We also tested the power draw and noise of the BFG PhysX card. Here are our results:
Noise (in dB)
Ambient (PC off): 43.4
No BFG PhysX: 50.5
BFG PhysX: 54.0
The BFG PhysX Accelerator does audibly add to the noise. Of course, the noise increase is nowhere near as bad as listening to an ATI X1900 XTX fan spin up to full speed.
Idle Power (in Watts)
No Hardware: 170
BFG PhysX: 190
Load Power without Physics Load
No Hardware: 324
BFG PhysX: 352
Load Power with Physics Load
No Hardware: 335
BFG PhysX: 300
At first glance these results can be a bit tricky to understand. The load tests were performed with our low quality Ghost Recon Advanced Warfighter physics benchmark. Our test "without Physics Load" is taken before we throw the grenade and blow up everything, while the "with Physics Load" reading is made during the explosion.

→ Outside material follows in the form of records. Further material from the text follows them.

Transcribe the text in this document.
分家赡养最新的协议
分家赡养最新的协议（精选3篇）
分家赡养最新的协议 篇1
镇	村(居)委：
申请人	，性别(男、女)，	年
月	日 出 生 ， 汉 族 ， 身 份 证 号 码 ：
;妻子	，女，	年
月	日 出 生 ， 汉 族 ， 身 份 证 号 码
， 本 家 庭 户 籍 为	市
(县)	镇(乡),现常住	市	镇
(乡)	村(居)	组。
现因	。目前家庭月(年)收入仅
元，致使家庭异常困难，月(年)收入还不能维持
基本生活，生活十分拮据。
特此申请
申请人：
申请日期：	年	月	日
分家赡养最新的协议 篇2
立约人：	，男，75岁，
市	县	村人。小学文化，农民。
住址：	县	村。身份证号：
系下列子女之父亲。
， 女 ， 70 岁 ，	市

Yes, system power draw (measured at the wall with a Kill-A-Watt) decreases under load when the PhysX card is being used. This is made odder by the fact that the power draw of the system without a physics card increases during the explosion. Our explanation is quite simple: The GPU is the leading power hog when running GRAW, and it becomes starved for input while the PPU generates its data. This explanation fits in well with our observations on framerate under the games we tested: namely, triggering events which use PhysX hardware in current games results in a very brief (yet sharp) drop in framerate. With the system sending the GPU less work to do per second, less power is required to run the game as well. While we don't know the exact power draw of the PhysX card itself, it is clear from our data that it doesn't pull nearly the power that current graphics cards require.